HARI Senin, tepatnya tanggal 22 Februari 2016, Pemerintah dan DPR bersepakat menunda revisi Undang-undang Nomor 30 Tahun 2002 tentang Komisi Pemberantasan Korupsi (KPK).

Penundaan ini disepakati dalam forum rapat konsultasi di Istana Negara, untuk memberikan sosialisasi kepada masyarakat mengenai substansi revisi yang dianggap banyak kalangan dapat melemahkan KPK itu.

Pimpinan DPR sepakat dengan keputusan Jokowi. Pembahasan revisi UU KPK ditunda, tetapi tidak dikeluarkan dari program legislasi nasional DPR RI. Dengan dalih agar mekanisme kenegaraan berjalan baik, DPR menyepakati penundaan tersebut.

Setelah ini, pemerintah dan DPR akan bersama-sama mensosialisasikan rencana merevisi UU KPK. Kedua pihak sama-sama mengklaim revisi ini dilakukan untuk memperkuat upaya pemberantasan korupsi.
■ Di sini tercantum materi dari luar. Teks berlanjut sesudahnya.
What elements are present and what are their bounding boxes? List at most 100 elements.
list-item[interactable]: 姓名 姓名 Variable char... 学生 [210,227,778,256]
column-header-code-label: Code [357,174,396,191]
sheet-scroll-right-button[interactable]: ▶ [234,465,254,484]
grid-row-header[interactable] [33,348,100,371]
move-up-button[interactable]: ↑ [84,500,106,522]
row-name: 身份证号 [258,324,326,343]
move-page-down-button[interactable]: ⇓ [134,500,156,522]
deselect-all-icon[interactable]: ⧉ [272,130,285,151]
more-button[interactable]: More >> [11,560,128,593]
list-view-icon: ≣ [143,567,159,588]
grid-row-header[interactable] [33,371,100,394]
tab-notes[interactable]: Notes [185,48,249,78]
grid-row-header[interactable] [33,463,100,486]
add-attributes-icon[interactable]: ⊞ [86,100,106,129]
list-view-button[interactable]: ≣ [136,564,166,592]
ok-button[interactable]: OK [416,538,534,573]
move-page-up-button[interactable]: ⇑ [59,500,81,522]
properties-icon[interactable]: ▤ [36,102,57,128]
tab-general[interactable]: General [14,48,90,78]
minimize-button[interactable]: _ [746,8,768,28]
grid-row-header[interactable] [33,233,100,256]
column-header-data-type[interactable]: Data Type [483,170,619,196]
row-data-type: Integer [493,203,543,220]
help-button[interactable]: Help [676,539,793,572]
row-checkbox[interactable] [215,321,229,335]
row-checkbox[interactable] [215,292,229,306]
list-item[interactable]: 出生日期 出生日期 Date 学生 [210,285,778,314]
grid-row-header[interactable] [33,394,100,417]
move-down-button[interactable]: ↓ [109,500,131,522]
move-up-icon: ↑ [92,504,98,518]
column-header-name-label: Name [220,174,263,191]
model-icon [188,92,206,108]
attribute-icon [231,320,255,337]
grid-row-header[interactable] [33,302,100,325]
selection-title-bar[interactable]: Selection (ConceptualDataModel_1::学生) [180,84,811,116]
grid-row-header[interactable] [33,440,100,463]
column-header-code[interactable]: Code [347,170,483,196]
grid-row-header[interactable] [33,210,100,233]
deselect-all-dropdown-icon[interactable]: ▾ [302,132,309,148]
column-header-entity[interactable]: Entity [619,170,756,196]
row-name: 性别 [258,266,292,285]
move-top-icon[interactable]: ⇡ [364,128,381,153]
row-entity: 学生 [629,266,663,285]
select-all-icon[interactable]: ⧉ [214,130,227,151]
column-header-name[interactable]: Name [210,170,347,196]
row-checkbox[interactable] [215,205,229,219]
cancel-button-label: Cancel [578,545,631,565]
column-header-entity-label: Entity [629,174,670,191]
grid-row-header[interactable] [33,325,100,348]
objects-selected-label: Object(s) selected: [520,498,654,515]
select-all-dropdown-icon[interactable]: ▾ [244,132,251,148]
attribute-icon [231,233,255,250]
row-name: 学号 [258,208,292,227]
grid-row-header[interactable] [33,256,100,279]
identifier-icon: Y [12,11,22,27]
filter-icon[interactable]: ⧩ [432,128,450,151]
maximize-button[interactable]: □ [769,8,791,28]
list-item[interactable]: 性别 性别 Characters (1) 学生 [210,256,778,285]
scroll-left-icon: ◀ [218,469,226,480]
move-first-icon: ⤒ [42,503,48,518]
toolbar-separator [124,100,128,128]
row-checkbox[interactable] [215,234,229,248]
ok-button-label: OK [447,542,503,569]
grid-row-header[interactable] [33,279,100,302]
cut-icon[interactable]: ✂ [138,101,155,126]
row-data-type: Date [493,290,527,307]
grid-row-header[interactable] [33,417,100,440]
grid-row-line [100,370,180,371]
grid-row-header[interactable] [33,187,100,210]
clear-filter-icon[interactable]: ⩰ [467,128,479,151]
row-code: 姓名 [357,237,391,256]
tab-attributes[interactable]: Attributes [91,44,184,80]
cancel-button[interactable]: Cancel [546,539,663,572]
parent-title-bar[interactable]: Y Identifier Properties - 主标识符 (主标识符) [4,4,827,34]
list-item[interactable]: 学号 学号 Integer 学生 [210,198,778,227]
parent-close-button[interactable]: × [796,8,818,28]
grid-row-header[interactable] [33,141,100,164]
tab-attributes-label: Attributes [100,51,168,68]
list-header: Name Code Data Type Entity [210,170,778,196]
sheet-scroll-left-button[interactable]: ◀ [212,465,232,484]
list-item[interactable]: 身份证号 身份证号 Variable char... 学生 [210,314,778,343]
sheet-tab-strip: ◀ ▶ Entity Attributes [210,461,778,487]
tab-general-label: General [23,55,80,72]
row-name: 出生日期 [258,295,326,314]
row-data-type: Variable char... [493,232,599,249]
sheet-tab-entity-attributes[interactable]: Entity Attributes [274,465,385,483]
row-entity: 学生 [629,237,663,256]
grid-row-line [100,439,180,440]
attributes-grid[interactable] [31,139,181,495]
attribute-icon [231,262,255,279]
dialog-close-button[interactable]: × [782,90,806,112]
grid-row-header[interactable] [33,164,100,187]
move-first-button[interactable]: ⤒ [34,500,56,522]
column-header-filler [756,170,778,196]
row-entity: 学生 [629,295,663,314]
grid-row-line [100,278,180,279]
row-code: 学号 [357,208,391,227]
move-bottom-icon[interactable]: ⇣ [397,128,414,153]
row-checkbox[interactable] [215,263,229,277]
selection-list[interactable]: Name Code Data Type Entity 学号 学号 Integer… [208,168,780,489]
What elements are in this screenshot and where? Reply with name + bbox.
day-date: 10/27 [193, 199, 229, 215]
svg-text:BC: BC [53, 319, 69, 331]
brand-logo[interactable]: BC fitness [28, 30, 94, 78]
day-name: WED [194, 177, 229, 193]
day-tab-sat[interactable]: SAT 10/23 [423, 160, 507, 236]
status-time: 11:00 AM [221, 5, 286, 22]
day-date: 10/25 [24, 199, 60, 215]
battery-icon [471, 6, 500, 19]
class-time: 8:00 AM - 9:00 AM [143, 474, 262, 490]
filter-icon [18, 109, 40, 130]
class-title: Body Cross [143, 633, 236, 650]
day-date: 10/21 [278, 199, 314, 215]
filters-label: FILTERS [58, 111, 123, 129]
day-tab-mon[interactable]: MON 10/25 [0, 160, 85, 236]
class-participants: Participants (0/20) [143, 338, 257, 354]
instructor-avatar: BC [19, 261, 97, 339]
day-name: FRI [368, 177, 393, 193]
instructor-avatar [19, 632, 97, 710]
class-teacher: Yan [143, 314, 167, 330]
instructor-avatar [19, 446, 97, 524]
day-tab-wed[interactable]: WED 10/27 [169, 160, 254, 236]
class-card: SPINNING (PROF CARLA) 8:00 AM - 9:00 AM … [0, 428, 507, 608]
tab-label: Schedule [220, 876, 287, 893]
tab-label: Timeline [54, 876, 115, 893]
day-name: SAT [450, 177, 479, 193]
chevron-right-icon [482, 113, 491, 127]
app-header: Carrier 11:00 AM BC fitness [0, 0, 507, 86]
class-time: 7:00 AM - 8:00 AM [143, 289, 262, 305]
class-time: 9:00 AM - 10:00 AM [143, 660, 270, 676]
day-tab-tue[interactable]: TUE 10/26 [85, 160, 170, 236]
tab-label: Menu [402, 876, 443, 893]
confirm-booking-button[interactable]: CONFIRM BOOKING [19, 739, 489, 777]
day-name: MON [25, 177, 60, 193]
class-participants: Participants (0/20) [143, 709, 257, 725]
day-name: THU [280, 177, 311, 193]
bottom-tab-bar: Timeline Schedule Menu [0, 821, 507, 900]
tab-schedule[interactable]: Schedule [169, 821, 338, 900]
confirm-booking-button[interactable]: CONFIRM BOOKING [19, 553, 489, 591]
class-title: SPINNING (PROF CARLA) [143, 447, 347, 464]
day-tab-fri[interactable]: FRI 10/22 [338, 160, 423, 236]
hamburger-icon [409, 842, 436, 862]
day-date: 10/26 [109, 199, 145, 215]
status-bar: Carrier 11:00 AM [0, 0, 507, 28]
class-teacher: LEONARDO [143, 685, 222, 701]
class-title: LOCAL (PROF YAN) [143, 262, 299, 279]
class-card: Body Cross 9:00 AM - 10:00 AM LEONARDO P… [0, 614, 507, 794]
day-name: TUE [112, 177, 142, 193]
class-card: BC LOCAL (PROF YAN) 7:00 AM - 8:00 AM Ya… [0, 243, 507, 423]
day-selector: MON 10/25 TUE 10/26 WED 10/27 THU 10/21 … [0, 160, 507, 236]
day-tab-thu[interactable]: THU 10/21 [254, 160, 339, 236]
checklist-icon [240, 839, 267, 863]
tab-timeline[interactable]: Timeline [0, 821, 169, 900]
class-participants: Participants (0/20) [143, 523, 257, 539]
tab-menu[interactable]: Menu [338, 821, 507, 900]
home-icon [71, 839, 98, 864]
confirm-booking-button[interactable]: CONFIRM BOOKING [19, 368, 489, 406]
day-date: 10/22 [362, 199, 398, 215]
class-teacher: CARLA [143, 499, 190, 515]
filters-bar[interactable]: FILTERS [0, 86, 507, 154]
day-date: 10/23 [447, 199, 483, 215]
Masa sosialisasi tidak ditentukan waktunya. Pemerintah ingin menciptakan dialog, khususnya dengan kelompok masyarakat yang menyuarakan penolakan terhadap revisi UU KPK.

Menteri Hukum dan HAM Yasonna H Laoly menuturkan, publik keliru menilai rencana revisi UU KPK karena kesimpangsiuran informasi. Ia menegaskan, tidak ada niat melemahkan KPK melalui revisi undang-undang.

Sementara, Menteri Koordinator Bidang Politik, Hukum, dan Keamanan, Luhut Binsar Pandjaitan menilai, karena sejumlah informasi terkait substansi revisi.

Informasi itu di antaranya, terkait umur KPK akan dibatasi selama 12 tahun, KPK hanya berwenang menindak pada kasus dugaan korupsi di atas Rp 50 miliar, dan kewenangan penyadapan KPK harus dengan izin pengadilan.

Menurut Luhut, tidak ada substansi tersebut dalam revisi UU KPK. Ia menegaskan, pembentukan dewan pengawas KPK juga dilakukan untuk mengaudit aktivitas penyadapan yang dilakukan KPK. Luhut memastikan bahwa KPK tidak perlu meminta izin dewan pengawas saat akan melakukan penyadapan.

Menurut Luhut, keberadaan dewan pengawas diperlukan untuk memperkuat kinerja KPK. Penunjukan anggota dewan pengawas dilakukan oleh Presiden.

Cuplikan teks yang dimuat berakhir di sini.